Maybe she can hear Him speak; maybe
he’s listening to all her verses. When the
bees work and their hives go up on high trees
we never see how the god of bees, he too works
along. When she songs, the elders have said, they
sense the god leaning down from his hill, his eyes
following the curves, the slants, the run of letters on
her leaves, and when she has written something that does
not please him, he sends a little winded dust into her eyes,
and the stylus stops and scratches and she knows to cut that
leaf from its bundle and take another; when she’s made a song
he likes, that’s when the kadamba bursts into blossom and we can
hear the peacocks calling from afar. As you see, we’ve learnt to house
her madness. The wise ones tell us that when she’s leaning against the side
of our kadamba tree, like that, she’s waiting for a sign from him that the song
she’s just finished is okay and she can start a new one.
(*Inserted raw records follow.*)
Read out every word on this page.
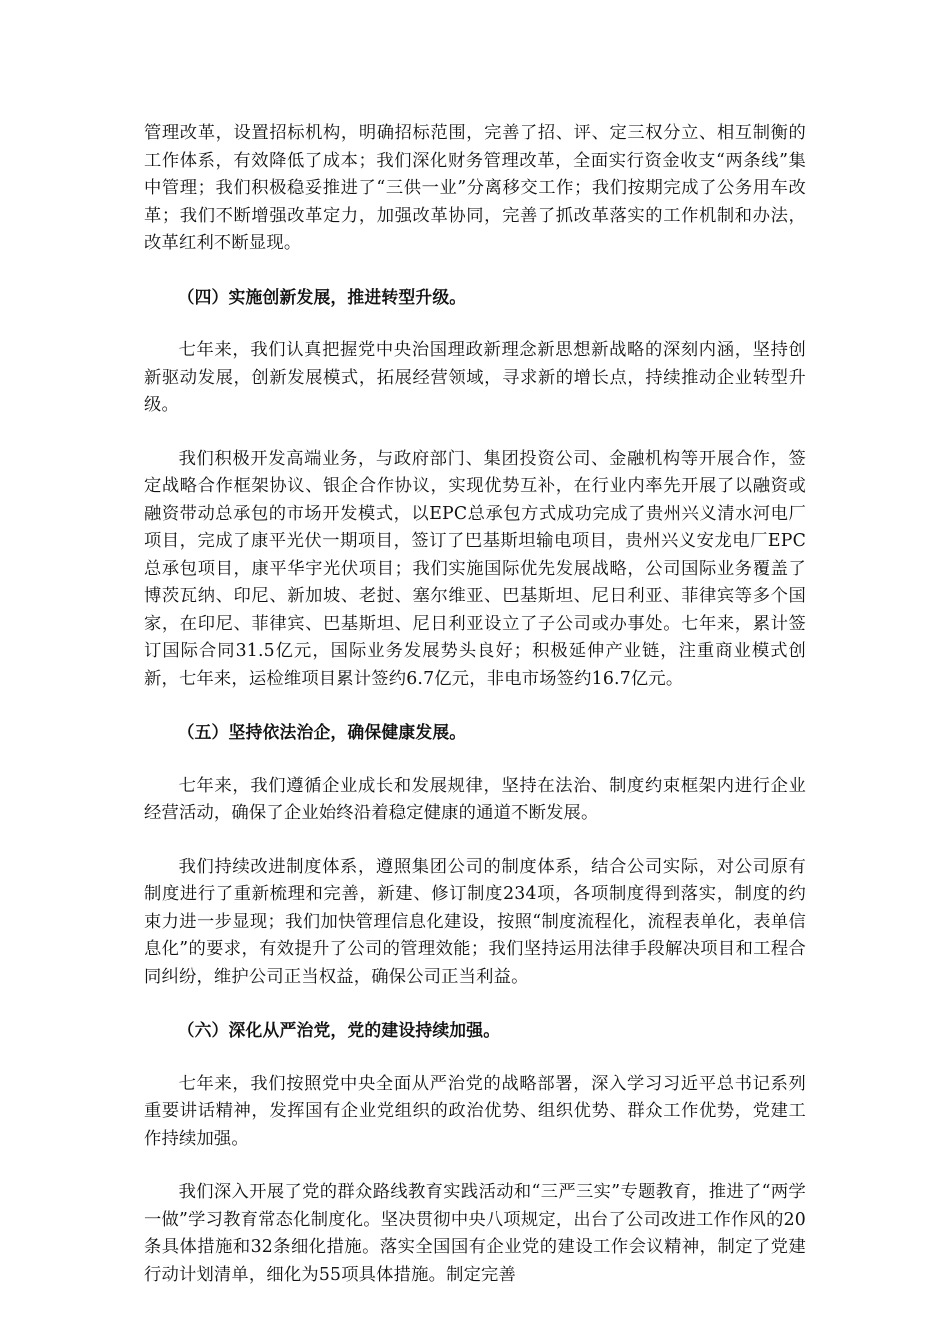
管理改革，设置招标机构，明确招标范围，完善了招、评、定三权分立、相互制衡的工作体系，有效降低了成本；我们深化财务管理改革，全面实行资金收支“两条线”集中管理；我们积极稳妥推进了“三供一业”分离移交工作；我们按期完成了公务用车改革；我们不断增强改革定力，加强改革协同，完善了抓改革落实的工作机制和办法，改革红利不断显现。

（四）实施创新发展，推进转型升级。

七年来，我们认真把握党中央治国理政新理念新思想新战略的深刻内涵，坚持创新驱动发展，创新发展模式，拓展经营领域，寻求新的增长点，持续推动企业转型升级。

我们积极开发高端业务，与政府部门、集团投资公司、金融机构等开展合作，签定战略合作框架协议、银企合作协议，实现优势互补，在行业内率先开展了以融资或融资带动总承包的市场开发模式，以EPC总承包方式成功完成了贵州兴义清水河电厂项目，完成了康平光伏一期项目，签订了巴基斯坦输电项目，贵州兴义安龙电厂EPC总承包项目，康平华宇光伏项目；我们实施国际优先发展战略，公司国际业务覆盖了博茨瓦纳、印尼、新加坡、老挝、塞尔维亚、巴基斯坦、尼日利亚、菲律宾等多个国家，在印尼、菲律宾、巴基斯坦、尼日利亚设立了子公司或办事处。七年来，累计签订国际合同31.5亿元，国际业务发展势头良好；积极延伸产业链，注重商业模式创新，七年来，运检维项目累计签约6.7亿元，非电市场签约16.7亿元。

（五）坚持依法治企，确保健康发展。

七年来，我们遵循企业成长和发展规律，坚持在法治、制度约束框架内进行企业经营活动，确保了企业始终沿着稳定健康的通道不断发展。

我们持续改进制度体系，遵照集团公司的制度体系，结合公司实际，对公司原有制度进行了重新梳理和完善，新建、修订制度234项，各项制度得到落实，制度的约束力进一步显现；我们加快管理信息化建设，按照“制度流程化，流程表单化，表单信息化”的要求，有效提升了公司的管理效能；我们坚持运用法律手段解决项目和工程合同纠纷，维护公司正当权益，确保公司正当利益。

（六）深化从严治党，党的建设持续加强。

七年来，我们按照党中央全面从严治党的战略部署，深入学习习近平总书记系列重要讲话精神，发挥国有企业党组织的政治优势、组织优势、群众工作优势，党建工作持续加强。

我们深入开展了党的群众路线教育实践活动和“三严三实”专题教育，推进了“两学一做”学习教育常态化制度化。坚决贯彻中央八项规定，出台了公司改进工作作风的20条具体措施和32条细化措施。落实全国国有企业党的建设工作会议精神，制定了党建行动计划清单，细化为55项具体措施。制定完善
You probably think we are wrong to let her grow her madness, to not look for a
cure, get her married so she can do what she is dutied to, but believe me we’ve tried
so many times and each time it seems the god on Palani does not will it, for every time she’s
become better, she’s become so much better that she’s not herself any more. She neither hungers
nor thirsts nor even knows that she is who she is or that I am her mother. Yes, I am her mother
& it’s not easy. Sometimes I feel the god on Palani has decided he wants to be her mother; for a
god like him, that would be an easy job. Let him have it all.